Alexy Karenowska, diretor de tecnologia, e Roger Michel, fundador e diretor-executivo do Instituto de Arqueologia Digital: Quando o EI começou a destruir sítios históricos na Síria, percebemos que estávamos excepcionalmente bem posicionados para fazer registros de objetos que iriam desaparecer. Palmira foi o lugar óbvio para começar. Reunimos dezenas de fotografias do arco do triunfo original tiradas por turistas e arqueólogos, compilamos as fotos em um modelo de computador 3D e utilizamos robôs para processar o modelo em pedra.
O EI tinha a esperança de destruir o arco para sempre, apagá-lo da superfície da Terra e da memória. Em vez disso, transformaram a peça em uma das mais conhecidas da arquitetura antiga do mundo.
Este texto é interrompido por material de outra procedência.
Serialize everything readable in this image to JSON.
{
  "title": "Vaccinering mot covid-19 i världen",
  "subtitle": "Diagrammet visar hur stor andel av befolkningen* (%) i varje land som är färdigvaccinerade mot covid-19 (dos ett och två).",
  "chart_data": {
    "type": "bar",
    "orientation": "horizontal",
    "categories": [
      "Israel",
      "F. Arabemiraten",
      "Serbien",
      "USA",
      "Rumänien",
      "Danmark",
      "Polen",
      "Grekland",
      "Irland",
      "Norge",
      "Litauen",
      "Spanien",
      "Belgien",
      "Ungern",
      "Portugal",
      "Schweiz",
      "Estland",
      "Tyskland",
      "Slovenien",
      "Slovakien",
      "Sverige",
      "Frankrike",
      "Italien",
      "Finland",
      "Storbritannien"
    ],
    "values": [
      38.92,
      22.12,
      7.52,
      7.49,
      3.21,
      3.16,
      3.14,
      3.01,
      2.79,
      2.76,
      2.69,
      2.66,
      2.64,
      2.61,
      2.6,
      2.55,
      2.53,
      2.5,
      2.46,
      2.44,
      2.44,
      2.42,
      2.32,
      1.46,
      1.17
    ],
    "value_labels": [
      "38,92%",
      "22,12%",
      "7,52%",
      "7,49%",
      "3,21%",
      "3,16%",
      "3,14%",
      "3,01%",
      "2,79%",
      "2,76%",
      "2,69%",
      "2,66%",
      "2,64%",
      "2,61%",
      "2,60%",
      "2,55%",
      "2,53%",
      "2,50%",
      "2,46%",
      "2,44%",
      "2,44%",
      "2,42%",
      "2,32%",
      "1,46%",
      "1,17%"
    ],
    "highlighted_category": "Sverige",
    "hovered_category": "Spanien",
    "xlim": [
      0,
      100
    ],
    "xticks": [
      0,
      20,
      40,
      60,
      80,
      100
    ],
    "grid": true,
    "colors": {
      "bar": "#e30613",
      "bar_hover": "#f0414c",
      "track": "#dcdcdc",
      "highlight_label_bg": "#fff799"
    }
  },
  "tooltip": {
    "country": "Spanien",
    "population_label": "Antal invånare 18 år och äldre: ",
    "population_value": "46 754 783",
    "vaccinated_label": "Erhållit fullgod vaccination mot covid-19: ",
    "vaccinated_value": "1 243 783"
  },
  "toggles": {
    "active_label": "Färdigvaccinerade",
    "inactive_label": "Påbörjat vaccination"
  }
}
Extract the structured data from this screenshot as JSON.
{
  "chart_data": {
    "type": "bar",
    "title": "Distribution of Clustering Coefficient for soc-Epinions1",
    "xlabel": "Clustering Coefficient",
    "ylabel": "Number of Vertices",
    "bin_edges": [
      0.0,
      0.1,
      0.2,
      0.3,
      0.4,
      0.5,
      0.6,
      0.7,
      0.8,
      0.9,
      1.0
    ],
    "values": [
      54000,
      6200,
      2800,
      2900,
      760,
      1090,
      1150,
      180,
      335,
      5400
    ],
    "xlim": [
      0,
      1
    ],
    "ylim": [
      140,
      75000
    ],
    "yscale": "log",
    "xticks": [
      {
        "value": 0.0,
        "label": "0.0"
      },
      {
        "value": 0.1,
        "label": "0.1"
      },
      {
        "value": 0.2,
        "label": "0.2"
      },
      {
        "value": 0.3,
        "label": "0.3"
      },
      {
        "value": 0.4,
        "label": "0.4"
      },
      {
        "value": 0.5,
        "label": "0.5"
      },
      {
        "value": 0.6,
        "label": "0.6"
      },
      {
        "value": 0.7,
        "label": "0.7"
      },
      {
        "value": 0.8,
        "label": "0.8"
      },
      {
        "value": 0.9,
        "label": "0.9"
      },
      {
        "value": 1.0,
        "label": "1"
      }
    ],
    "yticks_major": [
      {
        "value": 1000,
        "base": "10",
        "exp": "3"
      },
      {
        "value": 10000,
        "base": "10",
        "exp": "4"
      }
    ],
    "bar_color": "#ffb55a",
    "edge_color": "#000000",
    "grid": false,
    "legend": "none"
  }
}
As fotos do novo arco apareceram na televisão e em inúmeros jornais e revistas. Milhares de pessoas visitaram o modelo em Londres. Vamos enviar nossos arquivos 3D para o mundo todo, para que outros arcos possam ser criados.
O objeto original foi uma testemunha da história; resistiu ao tempo e acumulou muitas camadas de significado. Este arco incorpora todas as coisas que fizeram parte de sua criação: a coragem dos fotógrafos que tiraram as fotos que usamos, a comunhão das pessoas que nos ajudaram ao longo do caminho, as respostas emocionadas dos sírios que vieram a Londres para ver o produto final. Em face da destruição, temos de encontrar novas maneiras de criar.